What She Ate: six remarkable women and the food that tells their stories by Laura Shapiro (Penguin Random House Publishers) evoked all kinds of questions in my mind.
The book describes the eating habits of Dorothy Wordsworth, Rosa Lewis, Eleanor Roosevelt, Eva Braun, Barbara Pym, and Helen Gurley Brown. Their eating habits displayed their belief systems. It is fascinating, really, to understand that food always talks, if we will only listen.
What we eat defines us as people. For instance, do you always eat the heel of the bread because you can’t live with waste and no one else will eat it? Do you deprive yourself of things you like in order to make the family meal time around other peoples choices? What does your portion size say about you? What emotion does your food create in you? Does your food honour who you are? What does your food say about you or your characters?

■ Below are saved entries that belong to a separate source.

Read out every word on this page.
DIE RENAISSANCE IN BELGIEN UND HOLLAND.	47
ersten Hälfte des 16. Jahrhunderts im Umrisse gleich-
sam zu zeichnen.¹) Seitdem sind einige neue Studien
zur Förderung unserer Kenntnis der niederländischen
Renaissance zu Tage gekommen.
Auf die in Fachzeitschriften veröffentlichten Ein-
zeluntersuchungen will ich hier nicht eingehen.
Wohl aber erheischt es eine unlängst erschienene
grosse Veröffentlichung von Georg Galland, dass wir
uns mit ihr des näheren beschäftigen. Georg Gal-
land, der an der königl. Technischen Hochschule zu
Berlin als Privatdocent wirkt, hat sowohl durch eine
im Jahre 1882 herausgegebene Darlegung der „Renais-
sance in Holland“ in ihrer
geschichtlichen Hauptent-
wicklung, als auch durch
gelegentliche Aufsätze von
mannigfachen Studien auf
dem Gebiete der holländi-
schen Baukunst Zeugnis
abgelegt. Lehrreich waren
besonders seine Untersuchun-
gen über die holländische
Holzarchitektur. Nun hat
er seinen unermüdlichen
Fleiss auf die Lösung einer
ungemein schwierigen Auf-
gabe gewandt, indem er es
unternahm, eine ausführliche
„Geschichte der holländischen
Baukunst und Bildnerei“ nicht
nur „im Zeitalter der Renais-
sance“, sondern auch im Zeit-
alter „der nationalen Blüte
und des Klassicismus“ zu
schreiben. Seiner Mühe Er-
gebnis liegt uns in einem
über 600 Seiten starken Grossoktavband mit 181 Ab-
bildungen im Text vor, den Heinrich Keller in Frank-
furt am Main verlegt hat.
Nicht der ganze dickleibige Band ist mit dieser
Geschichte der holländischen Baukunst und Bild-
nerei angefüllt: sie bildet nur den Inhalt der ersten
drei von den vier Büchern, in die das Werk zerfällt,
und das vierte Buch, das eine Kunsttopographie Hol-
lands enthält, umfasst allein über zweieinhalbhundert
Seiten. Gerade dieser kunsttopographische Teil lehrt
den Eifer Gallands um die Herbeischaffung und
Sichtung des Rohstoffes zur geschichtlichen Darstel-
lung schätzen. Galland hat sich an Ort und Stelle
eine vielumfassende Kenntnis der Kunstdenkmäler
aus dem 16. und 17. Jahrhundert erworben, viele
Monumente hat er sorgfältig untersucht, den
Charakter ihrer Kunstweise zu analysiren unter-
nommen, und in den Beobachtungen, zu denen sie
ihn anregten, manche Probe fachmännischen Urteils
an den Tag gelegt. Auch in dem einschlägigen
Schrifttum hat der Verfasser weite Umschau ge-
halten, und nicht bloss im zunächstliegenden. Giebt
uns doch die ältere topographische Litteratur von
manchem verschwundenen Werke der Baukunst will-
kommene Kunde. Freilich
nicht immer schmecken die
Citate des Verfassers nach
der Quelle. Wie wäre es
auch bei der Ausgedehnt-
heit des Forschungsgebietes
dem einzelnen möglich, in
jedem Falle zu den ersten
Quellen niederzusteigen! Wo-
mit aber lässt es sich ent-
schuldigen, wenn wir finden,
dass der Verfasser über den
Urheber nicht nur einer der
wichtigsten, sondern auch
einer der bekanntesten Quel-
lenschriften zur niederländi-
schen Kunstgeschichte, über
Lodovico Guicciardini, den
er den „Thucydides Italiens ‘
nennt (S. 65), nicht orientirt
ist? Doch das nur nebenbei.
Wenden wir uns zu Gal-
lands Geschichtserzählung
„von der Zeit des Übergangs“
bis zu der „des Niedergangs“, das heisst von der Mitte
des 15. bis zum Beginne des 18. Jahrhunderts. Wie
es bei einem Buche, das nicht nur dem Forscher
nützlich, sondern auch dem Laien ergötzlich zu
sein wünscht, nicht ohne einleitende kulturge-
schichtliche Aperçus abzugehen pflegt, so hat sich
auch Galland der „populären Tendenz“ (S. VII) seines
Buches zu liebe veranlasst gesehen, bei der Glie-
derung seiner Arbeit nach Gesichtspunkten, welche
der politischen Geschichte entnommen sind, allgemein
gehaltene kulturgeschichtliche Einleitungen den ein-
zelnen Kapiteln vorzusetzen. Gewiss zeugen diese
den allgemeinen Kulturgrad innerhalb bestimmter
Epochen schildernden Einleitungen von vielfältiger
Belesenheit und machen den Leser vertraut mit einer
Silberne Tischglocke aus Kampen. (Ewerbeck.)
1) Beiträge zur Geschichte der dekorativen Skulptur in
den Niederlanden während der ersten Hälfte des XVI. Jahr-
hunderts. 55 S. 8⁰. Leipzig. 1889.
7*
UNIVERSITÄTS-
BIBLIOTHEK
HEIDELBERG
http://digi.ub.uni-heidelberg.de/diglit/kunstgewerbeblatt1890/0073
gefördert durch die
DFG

We are missing the opportunity to add great detail to our novels by not adding food details into our stories. Is your character depressed? Instead of saying so, why not have her eat the bedraggled greens from the fridge?
Is she celebrating? What about serving food that says so? Got a chunky heroine? Her weak character may be displayed as she gorges on food while complaining about her size.
Demonstrate that a person doesn’t care about himself by having nothing of worth in the kitchen.
For more inspiration, I suggest you read What She Ate and be inspired for yourself—and your characters!